If indeed there are good (deep) generalized learning architectures to be discovered, that will take time. Even with such a learning architecture at hand, training it will require interaction with a rich exterior world — either the real world (via sensors and appendages capable of manipulation) or a computationally expensive virtual world. Either way, I feel confident in my bet that a strong version of the Turing test (allowing, e.g., me to communicate with the counterpart over weeks or months; to try to teach it things like physics and watch its progress; eventually for it to teach me) won’t be passed until at least 2050 and probably well beyond.
Relevant remarks from Schmidhuber:
[Link] …Ancient algorithms running on modern hardware can already achieve superhuman results in limited domains, and this trend will accelerate. But current commercial AI algorithms are still missing something fundamental. They are no self-referential general purpose learning algorithms. They improve some system’s performance in a given limited domain, but they are unable to inspect and improve their own learning algorithm. They do not learn the way they learn, and the way they learn the way they learn, and so on (limited only by the fundamental limits of computability). As I wrote in the earlier reply: “I have been dreaming about and working on this all-encompassing stuff since my 1987 diploma thesis on this topic.” However, additional algorithmic breakthroughs may be necessary to make this a practical reality.
[Link] The world of RNNs is such a big world because RNNs (the deepest of all NNs) are general computers, and because efficient computing hardware in general is becoming more and more RNN-like, as dictated by physics: lots of processors connected through many short and few long wires. It does not take a genius to predict that in the near future, both supervised learning RNNs and reinforcement learning RNNs will be greatly scaled up. Current large, supervised LSTM RNNs have on the order of a billion connections; soon that will be a trillion, at the same price. (Human brains have maybe a thousand trillion, much slower, connections – to match this economically may require another decade of hardware development or so). In the supervised learning department, many tasks in natural language processing, speech recognition, automatic video analysis and combinations of all three will perhaps soon become trivial through large RNNs (the vision part augmented by CNN front-ends).
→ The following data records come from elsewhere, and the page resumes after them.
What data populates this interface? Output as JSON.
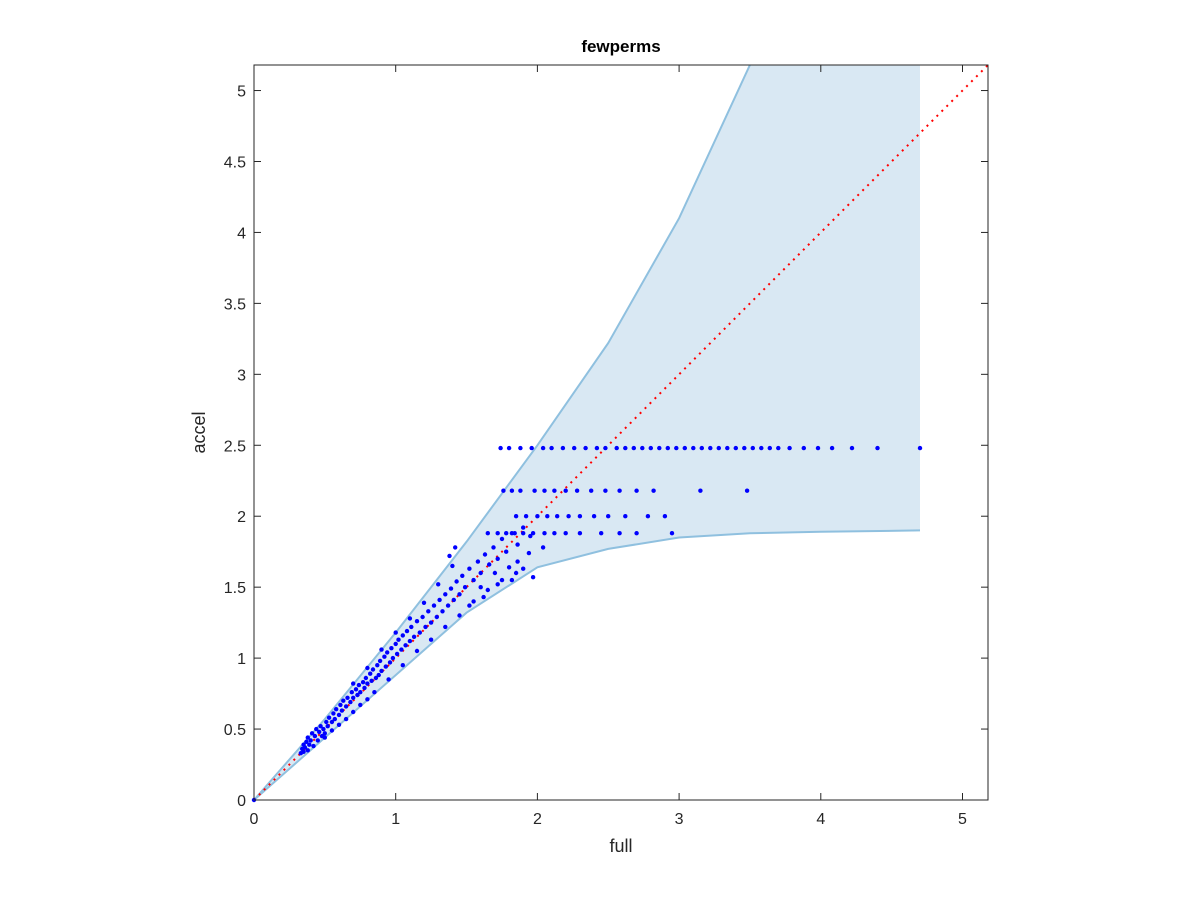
{
  "chart_data": {
    "type": "scatter",
    "title": "fewperms",
    "xlabel": "full",
    "ylabel": "accel",
    "xlim": [
      0,
      5.18
    ],
    "ylim": [
      0,
      5.18
    ],
    "x_ticks": [
      0,
      1,
      2,
      3,
      4,
      5
    ],
    "y_ticks": [
      0,
      0.5,
      1,
      1.5,
      2,
      2.5,
      3,
      3.5,
      4,
      4.5,
      5
    ],
    "x_tick_labels": [
      "0",
      "1",
      "2",
      "3",
      "4",
      "5"
    ],
    "y_tick_labels": [
      "0",
      "0.5",
      "1",
      "1.5",
      "2",
      "2.5",
      "3",
      "3.5",
      "4",
      "4.5",
      "5"
    ],
    "grid": false,
    "colors": {
      "points": "#0000ff",
      "band_fill": "#d9e8f3",
      "band_edge": "#8fc0df",
      "reference_line": "#ff0000",
      "axes": "#262626"
    },
    "band": {
      "x_max": 4.7,
      "upper": [
        [
          0,
          0
        ],
        [
          0.5,
          0.57
        ],
        [
          1,
          1.18
        ],
        [
          1.5,
          1.82
        ],
        [
          2,
          2.5
        ],
        [
          2.5,
          3.22
        ],
        [
          3,
          4.1
        ],
        [
          3.5,
          5.18
        ]
      ],
      "lower": [
        [
          0,
          0
        ],
        [
          0.5,
          0.44
        ],
        [
          1,
          0.88
        ],
        [
          1.5,
          1.32
        ],
        [
          2,
          1.64
        ],
        [
          2.5,
          1.77
        ],
        [
          3,
          1.85
        ],
        [
          3.5,
          1.88
        ],
        [
          4,
          1.89
        ],
        [
          4.7,
          1.9
        ]
      ]
    },
    "reference_line": {
      "style": "dotted",
      "from": [
        0,
        0
      ],
      "to": [
        5.18,
        5.18
      ]
    },
    "series": [
      {
        "points": [
          [
            0.0,
            0.0
          ],
          [
            0.33,
            0.33
          ],
          [
            0.34,
            0.36
          ],
          [
            0.35,
            0.34
          ],
          [
            0.35,
            0.39
          ],
          [
            0.36,
            0.37
          ],
          [
            0.37,
            0.41
          ],
          [
            0.38,
            0.35
          ],
          [
            0.38,
            0.44
          ],
          [
            0.39,
            0.39
          ],
          [
            0.4,
            0.42
          ],
          [
            0.41,
            0.47
          ],
          [
            0.42,
            0.38
          ],
          [
            0.43,
            0.45
          ],
          [
            0.44,
            0.5
          ],
          [
            0.45,
            0.42
          ],
          [
            0.46,
            0.48
          ],
          [
            0.47,
            0.52
          ],
          [
            0.48,
            0.45
          ],
          [
            0.49,
            0.5
          ],
          [
            0.5,
            0.47
          ],
          [
            0.51,
            0.55
          ],
          [
            0.52,
            0.52
          ],
          [
            0.53,
            0.58
          ],
          [
            0.55,
            0.55
          ],
          [
            0.56,
            0.61
          ],
          [
            0.57,
            0.57
          ],
          [
            0.58,
            0.64
          ],
          [
            0.6,
            0.6
          ],
          [
            0.61,
            0.67
          ],
          [
            0.62,
            0.63
          ],
          [
            0.63,
            0.7
          ],
          [
            0.65,
            0.66
          ],
          [
            0.66,
            0.72
          ],
          [
            0.68,
            0.69
          ],
          [
            0.69,
            0.76
          ],
          [
            0.7,
            0.72
          ],
          [
            0.72,
            0.78
          ],
          [
            0.73,
            0.74
          ],
          [
            0.74,
            0.81
          ],
          [
            0.75,
            0.76
          ],
          [
            0.77,
            0.83
          ],
          [
            0.78,
            0.79
          ],
          [
            0.79,
            0.86
          ],
          [
            0.8,
            0.82
          ],
          [
            0.82,
            0.89
          ],
          [
            0.83,
            0.84
          ],
          [
            0.84,
            0.92
          ],
          [
            0.86,
            0.86
          ],
          [
            0.87,
            0.95
          ],
          [
            0.88,
            0.88
          ],
          [
            0.89,
            0.98
          ],
          [
            0.9,
            0.91
          ],
          [
            0.92,
            1.01
          ],
          [
            0.93,
            0.94
          ],
          [
            0.94,
            1.04
          ],
          [
            0.96,
            0.97
          ],
          [
            0.97,
            1.07
          ],
          [
            0.98,
            1.0
          ],
          [
            1.0,
            1.1
          ],
          [
            1.01,
            1.03
          ],
          [
            1.02,
            1.13
          ],
          [
            1.04,
            1.06
          ],
          [
            1.05,
            1.16
          ],
          [
            1.07,
            1.09
          ],
          [
            1.08,
            1.19
          ],
          [
            1.1,
            1.12
          ],
          [
            1.11,
            1.22
          ],
          [
            1.13,
            1.15
          ],
          [
            1.15,
            1.26
          ],
          [
            1.17,
            1.18
          ],
          [
            1.19,
            1.29
          ],
          [
            1.21,
            1.22
          ],
          [
            1.23,
            1.33
          ],
          [
            1.25,
            1.25
          ],
          [
            1.27,
            1.37
          ],
          [
            1.29,
            1.29
          ],
          [
            1.31,
            1.41
          ],
          [
            1.33,
            1.33
          ],
          [
            1.35,
            1.45
          ],
          [
            1.37,
            1.37
          ],
          [
            1.39,
            1.49
          ],
          [
            1.41,
            1.41
          ],
          [
            1.43,
            1.54
          ],
          [
            1.45,
            1.45
          ],
          [
            1.47,
            1.58
          ],
          [
            1.49,
            1.5
          ],
          [
            1.52,
            1.63
          ],
          [
            1.55,
            1.55
          ],
          [
            1.58,
            1.68
          ],
          [
            1.6,
            1.6
          ],
          [
            1.63,
            1.73
          ],
          [
            1.66,
            1.66
          ],
          [
            1.69,
            1.78
          ],
          [
            1.72,
            1.7
          ],
          [
            1.75,
            1.84
          ],
          [
            1.78,
            1.75
          ],
          [
            1.82,
            1.88
          ],
          [
            1.86,
            1.8
          ],
          [
            1.9,
            1.92
          ],
          [
            1.95,
            1.86
          ],
          [
            0.5,
            0.44
          ],
          [
            0.55,
            0.49
          ],
          [
            0.6,
            0.53
          ],
          [
            0.65,
            0.57
          ],
          [
            0.7,
            0.62
          ],
          [
            0.75,
            0.67
          ],
          [
            0.8,
            0.71
          ],
          [
            0.85,
            0.76
          ],
          [
            0.95,
            0.85
          ],
          [
            1.05,
            0.95
          ],
          [
            1.15,
            1.05
          ],
          [
            1.25,
            1.13
          ],
          [
            1.35,
            1.22
          ],
          [
            1.45,
            1.3
          ],
          [
            1.55,
            1.4
          ],
          [
            1.65,
            1.48
          ],
          [
            1.75,
            1.55
          ],
          [
            1.85,
            1.6
          ],
          [
            1.9,
            1.63
          ],
          [
            1.97,
            1.57
          ],
          [
            0.7,
            0.82
          ],
          [
            0.8,
            0.93
          ],
          [
            0.9,
            1.06
          ],
          [
            1.0,
            1.18
          ],
          [
            1.1,
            1.28
          ],
          [
            1.2,
            1.39
          ],
          [
            1.3,
            1.52
          ],
          [
            1.4,
            1.65
          ],
          [
            1.42,
            1.78
          ],
          [
            1.38,
            1.72
          ],
          [
            1.6,
            1.5
          ],
          [
            1.7,
            1.6
          ],
          [
            1.8,
            1.64
          ],
          [
            1.86,
            1.68
          ],
          [
            1.52,
            1.37
          ],
          [
            1.62,
            1.43
          ],
          [
            1.72,
            1.52
          ],
          [
            1.82,
            1.55
          ],
          [
            1.94,
            1.74
          ],
          [
            2.04,
            1.78
          ],
          [
            1.65,
            1.88
          ],
          [
            1.72,
            1.88
          ],
          [
            1.78,
            1.88
          ],
          [
            1.84,
            1.88
          ],
          [
            1.9,
            1.88
          ],
          [
            1.97,
            1.88
          ],
          [
            2.05,
            1.88
          ],
          [
            2.12,
            1.88
          ],
          [
            2.2,
            1.88
          ],
          [
            2.3,
            1.88
          ],
          [
            2.45,
            1.88
          ],
          [
            2.58,
            1.88
          ],
          [
            2.7,
            1.88
          ],
          [
            2.95,
            1.88
          ],
          [
            1.85,
            2.0
          ],
          [
            1.92,
            2.0
          ],
          [
            2.0,
            2.0
          ],
          [
            2.07,
            2.0
          ],
          [
            2.14,
            2.0
          ],
          [
            2.22,
            2.0
          ],
          [
            2.3,
            2.0
          ],
          [
            2.4,
            2.0
          ],
          [
            2.5,
            2.0
          ],
          [
            2.62,
            2.0
          ],
          [
            2.78,
            2.0
          ],
          [
            2.9,
            2.0
          ],
          [
            1.76,
            2.18
          ],
          [
            1.82,
            2.18
          ],
          [
            1.88,
            2.18
          ],
          [
            1.98,
            2.18
          ],
          [
            2.05,
            2.18
          ],
          [
            2.12,
            2.18
          ],
          [
            2.2,
            2.18
          ],
          [
            2.28,
            2.18
          ],
          [
            2.38,
            2.18
          ],
          [
            2.48,
            2.18
          ],
          [
            2.58,
            2.18
          ],
          [
            2.7,
            2.18
          ],
          [
            2.82,
            2.18
          ],
          [
            3.15,
            2.18
          ],
          [
            3.48,
            2.18
          ],
          [
            1.74,
            2.48
          ],
          [
            1.8,
            2.48
          ],
          [
            1.88,
            2.48
          ],
          [
            1.96,
            2.48
          ],
          [
            2.04,
            2.48
          ],
          [
            2.1,
            2.48
          ],
          [
            2.18,
            2.48
          ],
          [
            2.26,
            2.48
          ],
          [
            2.34,
            2.48
          ],
          [
            2.42,
            2.48
          ],
          [
            2.48,
            2.48
          ],
          [
            2.56,
            2.48
          ],
          [
            2.62,
            2.48
          ],
          [
            2.68,
            2.48
          ],
          [
            2.74,
            2.48
          ],
          [
            2.8,
            2.48
          ],
          [
            2.86,
            2.48
          ],
          [
            2.92,
            2.48
          ],
          [
            2.98,
            2.48
          ],
          [
            3.04,
            2.48
          ],
          [
            3.1,
            2.48
          ],
          [
            3.16,
            2.48
          ],
          [
            3.22,
            2.48
          ],
          [
            3.28,
            2.48
          ],
          [
            3.34,
            2.48
          ],
          [
            3.4,
            2.48
          ],
          [
            3.46,
            2.48
          ],
          [
            3.52,
            2.48
          ],
          [
            3.58,
            2.48
          ],
          [
            3.64,
            2.48
          ],
          [
            3.7,
            2.48
          ],
          [
            3.78,
            2.48
          ],
          [
            3.88,
            2.48
          ],
          [
            3.98,
            2.48
          ],
          [
            4.08,
            2.48
          ],
          [
            4.22,
            2.48
          ],
          [
            4.4,
            2.48
          ],
          [
            4.7,
            2.48
          ]
        ]
      }
    ]
  }
}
The commercially less advanced but more general reinforcement learning department will see significant progress in RNN-driven adaptive robots in partially observable environments. Perhaps much of this won’t really mean breakthroughs in the scientific sense, because many of the basic methods already exist. However, much of this will SEEM like a big thing for those who focus on applications. (It also seemed like a big thing when in 2011 our team achieved the first superhuman visual classification performance in a controlled contest, although none of the basic algorithms was younger than two decades: http://people.idsia.ch/~juergen/superhumanpatternrecognition.html)
So what will be the real big thing? I like to believe that it will be self-referential general purpose learning algorithms that improve not only some system’s performance in a given domain, but also the way they learn, and the way they learn the way they learn, etc., limited only by the fundamental limits of computability. I have been dreaming about and working on this all-encompassing stuff since my 1987 diploma thesis on this topic, but now I can see how it is starting to become a practical reality. Previous work on this is collected here: http://people.idsia.ch/~juergen/metalearner.html
See also Solomonoff universal induction. I don’t believe that completely general purpose learning algorithms have to become practical before we achieve human-level AI. Humans are quite limited, after all! When was the last time you introspected to learn about the way you learn you learn …? Perhaps it is happening “under the hood” to some extent, but not in maximum generality; we have hardwired limits.
Do we really need Solomonoff? Did Nature make use of his Universal Prior in producing us? It seems like cheaper tricks can produce “intelligence” ;-)